Speaking at the union’s annual conference in Ennis, Co Clare yesterday, Mr Shanahan said employment in the Irish financial services sector had remained strong during a period of relatively slow growth and economic uncertainty.
But he warned of potential threats to jobs and conditions of employment in the sector. These threats came from possible consolidation in the industry and mergers between banks to achieve cost savings and staff reductions.
Mr Shanahan also said the accession of 10 new countries to the EU in May would make the task of attracting foreign investment more difficult, as central and eastern European countries looked to compete on the basis of lower labour costs.

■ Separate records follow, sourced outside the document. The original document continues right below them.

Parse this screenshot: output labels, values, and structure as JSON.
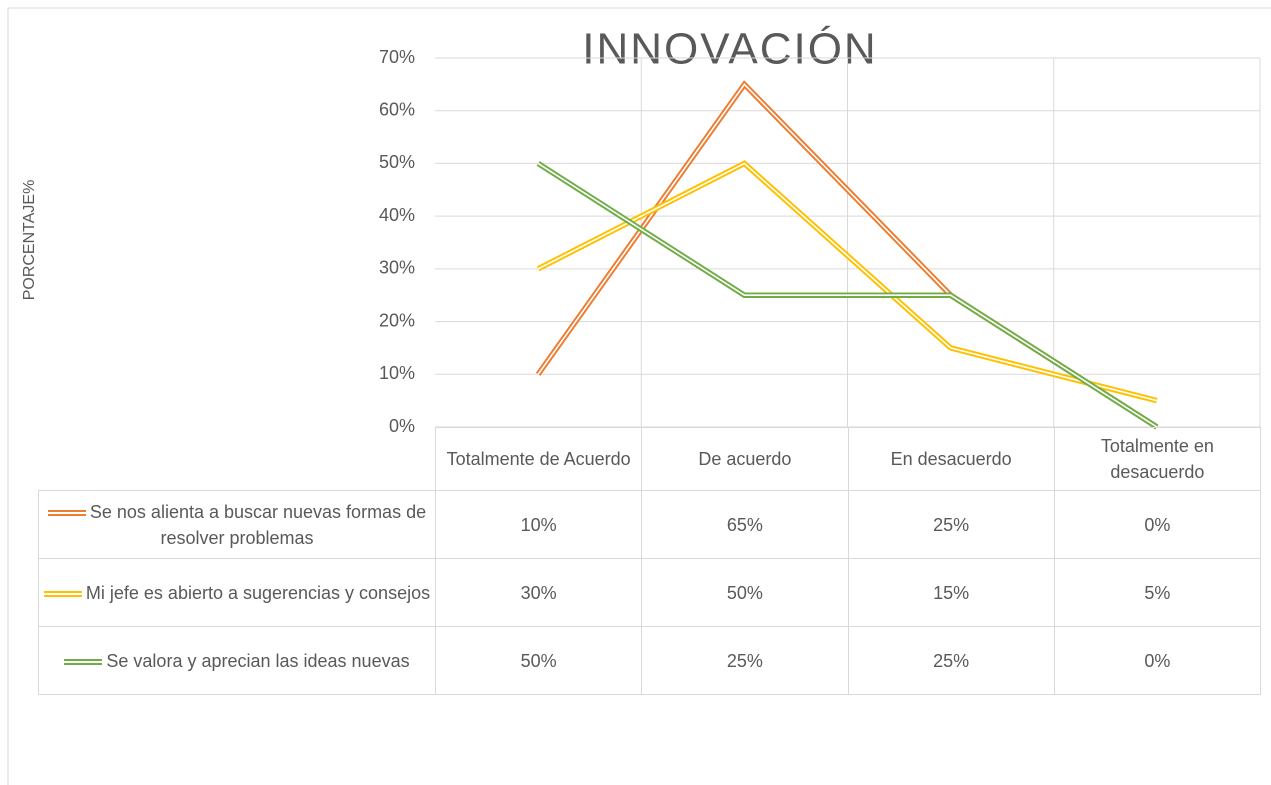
{
  "chart_data": {
    "type": "line",
    "title": "INNOVACIÓN",
    "y_label": "PORCENTAJE%",
    "categories": [
      "Totalmente de Acuerdo",
      "De acuerdo",
      "En desacuerdo",
      "Totalmente en desacuerdo"
    ],
    "series": [
      {
        "name": "Se nos alienta a buscar nuevas formas de resolver problemas",
        "color": "#ED7D31",
        "values": [
          10,
          65,
          25,
          0
        ],
        "value_labels": [
          "10%",
          "65%",
          "25%",
          "0%"
        ]
      },
      {
        "name": "Mi jefe es abierto a sugerencias y consejos",
        "color": "#FFC000",
        "values": [
          30,
          50,
          15,
          5
        ],
        "value_labels": [
          "30%",
          "50%",
          "15%",
          "5%"
        ]
      },
      {
        "name": "Se valora y aprecian las ideas nuevas",
        "color": "#70AD47",
        "values": [
          50,
          25,
          25,
          0
        ],
        "value_labels": [
          "50%",
          "25%",
          "25%",
          "0%"
        ]
      }
    ],
    "ylim": [
      0,
      70
    ],
    "yticks": [
      {
        "value": 0,
        "label": "0%"
      },
      {
        "value": 10,
        "label": "10%"
      },
      {
        "value": 20,
        "label": "20%"
      },
      {
        "value": 30,
        "label": "30%"
      },
      {
        "value": 40,
        "label": "40%"
      },
      {
        "value": 50,
        "label": "50%"
      },
      {
        "value": 60,
        "label": "60%"
      },
      {
        "value": 70,
        "label": "70%"
      }
    ],
    "grid": true
  }
}
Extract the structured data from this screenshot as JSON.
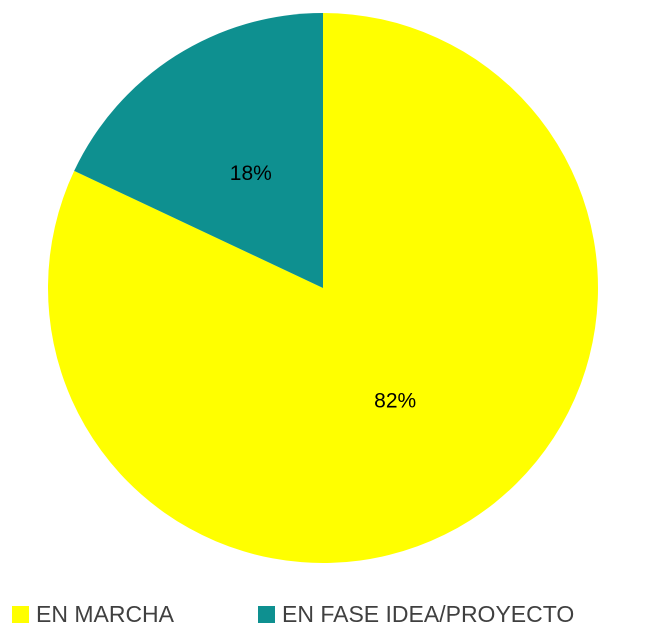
{
  "chart_data": {
    "type": "pie",
    "categories": [
      "EN MARCHA",
      "EN FASE IDEA/PROYECTO"
    ],
    "values": [
      82,
      18
    ],
    "value_labels": [
      "82%",
      "18%"
    ],
    "colors": [
      "#ffff00",
      "#0e9090"
    ]
  }
}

The emergence of so-called “offshoring”, the industry term for moving administrative and call centre operations to low-cost countries where English is widely spoken, would also threaten financial jobs in Ireland, according to Mr Shanahan.
However, he said these threats should not be exaggerated and added that recent high-profile moves to relocate activities to cheaper countries should not be seen as the start of a trend.
“The best guarantee of job security in a globalised environment is to have higher quality jobs with higher skills and expertise. This in turn means a continuous high level of investment in education and training and career development by employers,” said Mr Shanahan.
He said the structure of the Irish financial services industry meant it was less vulnerable than Britain to the loss of jobs to overseas competitors. Amicus would not give in to pressure from employers to cut jobs or salaries to allow Irish financial services operations to compete more effectively.
Mr Shanahan described arguments in favour of cutting costs here to fend off competition from eastern Europe as “spurious” and said employees of Irish banks had contributed to the financial health of their employers through their continuing hard work.